Lágrimas de cocodrilo
La presidenta del Tribunal Constitucional ha despertado de su letargo y ha descubierto de repente que el órgano que encabeza está siendo objeto de una intolerable campaña de desprestigio. En su quejumbrosa alocución en el Club Siglo XXI hace dos días María Emilia Casas reclamó lealtad constitucional a todos los actores públicos como la mejor forma de garantizar una convivencia pacífica y ordenada. Aunque su protesta está plenamente justificada porque el ataque de los nacionalistas al Supremo Intérprete de nuestra Ley de leyes ha entrado ya en el terreno de la subversión, lo que debería preguntarse doña María Emilia es cuál ha sido su cuota de responsabilidad en la creación del clima irrespirable en el que nos debatimos.
Nadie ignora quién ha pilotado los trabajos del Tribunal de forma que un asunto que se podría haber resuelto en seis meses si desde el principio hubiese designado al ponente adecuado, se ha arrastrado durante cuatro años provocando el escándalo y la irritación de la ciudadanía. Tampoco es un secreto quién ha insistido una y otra vez en presentar el borrador elaborado por Elisa Pérez Vera a sabiendas de que iba a naufragar al ser sometido a los sucesivos escrutinios del pleno del Tribunal. Y, por supuesto, ha quedado impresa en la retina de millones de españoles consternados la monumental bronca que ante los ojos implacables de las cámaras de televisión le propinó la Vicepresidenta del Gobierno en la tribuna de autoridades del desfile de la Fiesta Nacional de 2007 sin que la presidenta del Tribunal Constitucional mostrase ni un atisbo de dignidad cortando por lo sano semejante atropello a la separación de poderes. Para desempeñar ciertas magistraturas de especial responsabilidad hay que reunir determinadas condiciones de independencia de criterio, patriotismo, decoro y coraje que no están al alcance de cualquiera. Pero si se acepta un puesto de este nivel, es una obligación profesional y moral estar a la altura.

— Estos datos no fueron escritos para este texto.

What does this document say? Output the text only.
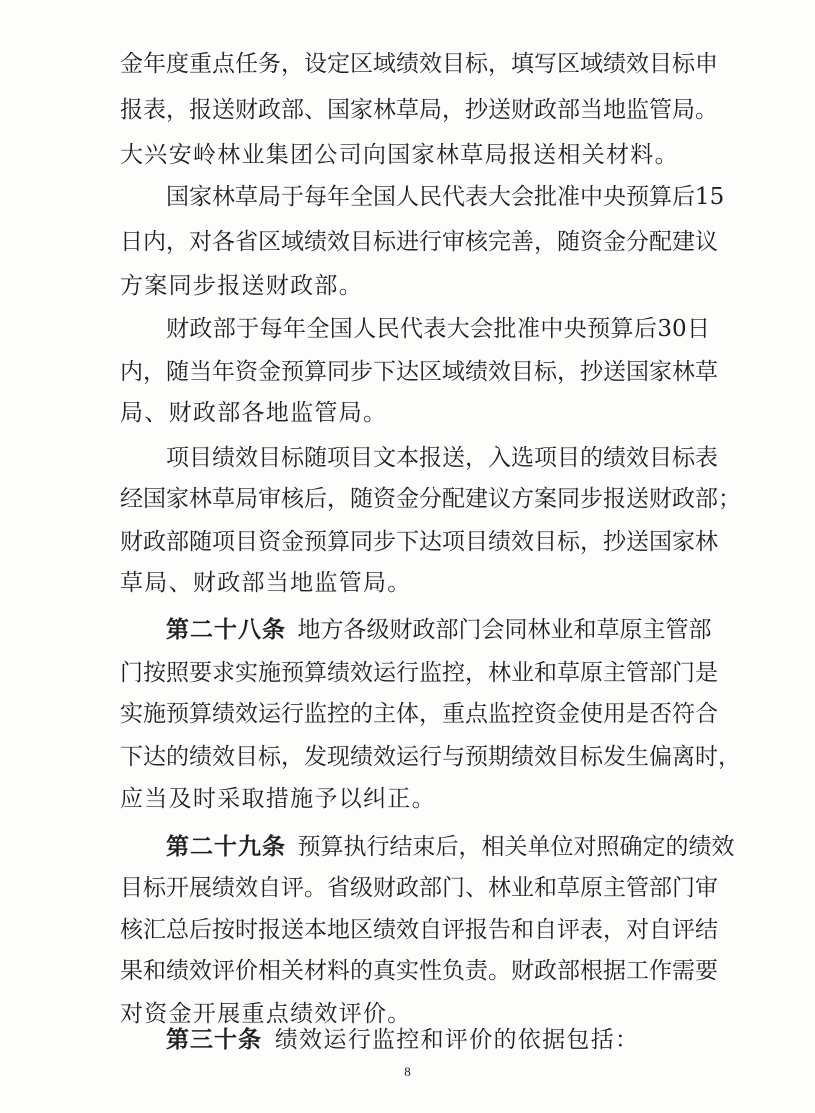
金年度重点任务，设定区域绩效目标，填写区域绩效目标申
报表，报送财政部、国家林草局，抄送财政部当地监管局。
大兴安岭林业集团公司向国家林草局报送相关材料。
国家林草局于每年全国人民代表大会批准中央预算后15
日内，对各省区域绩效目标进行审核完善，随资金分配建议
方案同步报送财政部。
财政部于每年全国人民代表大会批准中央预算后30日
内，随当年资金预算同步下达区域绩效目标，抄送国家林草
局、财政部各地监管局。
项目绩效目标随项目文本报送，入选项目的绩效目标表
经国家林草局审核后，随资金分配建议方案同步报送财政部；
财政部随项目资金预算同步下达项目绩效目标，抄送国家林
草局、财政部当地监管局。
第二十八条  地方各级财政部门会同林业和草原主管部
门按照要求实施预算绩效运行监控，林业和草原主管部门是
实施预算绩效运行监控的主体，重点监控资金使用是否符合
下达的绩效目标，发现绩效运行与预期绩效目标发生偏离时，
应当及时采取措施予以纠正。
第二十九条  预算执行结束后，相关单位对照确定的绩效
目标开展绩效自评。省级财政部门、林业和草原主管部门审
核汇总后按时报送本地区绩效自评报告和自评表，对自评结
果和绩效评价相关材料的真实性负责。财政部根据工作需要
对资金开展重点绩效评价。
第三十条 绩效运行监控和评价的依据包括：
8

María Emilia Casas ha de aplicarse a sí misma la exigencia de lealtad a la Constitución que les demanda a los demás, lealtad que en su comportamiento hasta este momento ha brillado por su ausencia. Pese a su lamentable trayectoria previa, le queda una última oportunidad de salvar los jirones de su maltrecha reputación que aún lleva adheridos al cuerpo. Debe convocar el pleno del Tribunal antes de que finalice mayo, poner a votación la propuesta que ya está ultimando el actual ponente, Guillermo Jiménez, y dictar de inmediato la correspondiente sentencia. Si continúa en su sinuosa y vacilante actitud prolongando una agonía de la institución que le ha sido encomendada, que es ya la agonía del sistema surgido de la Transición, sus lágrimas retóricas del pasado lunes serán lágrimas de cocodrilo, que no inspiran piedad ni simpatía, sino rechazo y vergüenza ajena.